The electrochemistry of Pt(azb)(ttcn)+ and Pt(phpy)(ttcn)+ (azb=azobenzene, phpy=2-phenyl pyridine) has been investigated with cyclic voltammetry, spectroelectrochemistry and bulk electrolysis. These studies are consistent with a two-electron oxidation of the platinum center in most of the instances. The dependence of the redox potential on KX supporting electrolyte (KX=KCl, KBr and KI) suggests the involvement of the halide ion in the redox chemistry or in the formation of the oxidized complex. The cyclic voltammograms recorded after the electrochemical oxidation confirm that the metal complex does not undergo a significant decomposition during the time scale of the oxidation processes.
This Pt(chelate)(ttcn)n+; metal complex architecture also has been extended to synthesize platinum dimer complexes with Schiff-base bridging ligands. Three novel platinum ttcn monomer complexes, Pt(PTPI)(ttcn)2+ (1), Pt(PTPA)(ttcn)2+ (2) and Pt(PPA)(ttcn)2+ (3) and three dimer complexes, [Pt2(µ-bpcd)(ttcn)2]4+ (4), [Pt2(µ-bpbd)(ttcn)2]4+ (5) and [Pt2(µ-PBP)(ttcn)2]4+ (6) have been synthesized and fully characterized. In contrast to the reported synthetic route followed to synthesize 1-5, the dimer 6 was synthesized starting with Pt(ttcn)Cl2 and reacting the dechlorinated complex with half equivalent of the PBP ligand to avoid the hydrolysis of one imine bond. Moreover, it was observed that there is a wide variation in reversibility of electrochemistry of complexes 1-6, depending on the nature of the substituents attached to the pyridine carboxaldiimine/2-picolinamine nitrogen in oppose to the nearly reversible electrochemistry reported with similar aryl imine complexes. Among the dimer complexes 4-6, only 6 with a delocalized bridging ligand, showed an electrochemical communication between the two metal centers in cyclic voltammetry.
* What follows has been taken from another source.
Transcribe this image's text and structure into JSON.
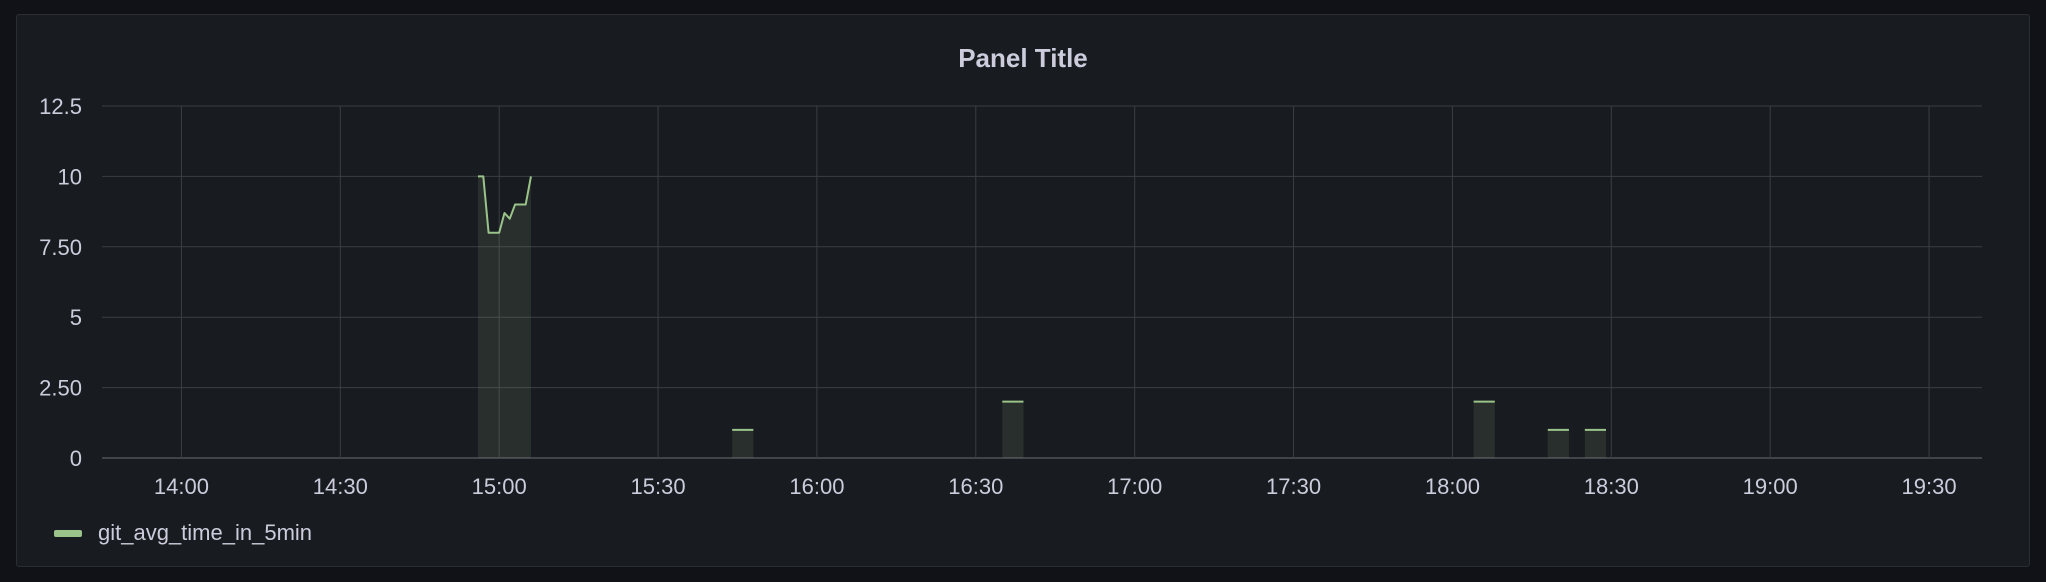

The findings from this work are expected to provide guidelines for designing two-electron reagents and to investigate their electron transfer rate constants and redox potentials. This knowledge is potentially valuable in rational design of catalysts. The studies reported here on dimer complexes with platinum ttcn moiety are especially interesting as they provide fundamental knowledge about covalently coupling two platinum centers to form dimers capable of releasing four-electrons at a given potential.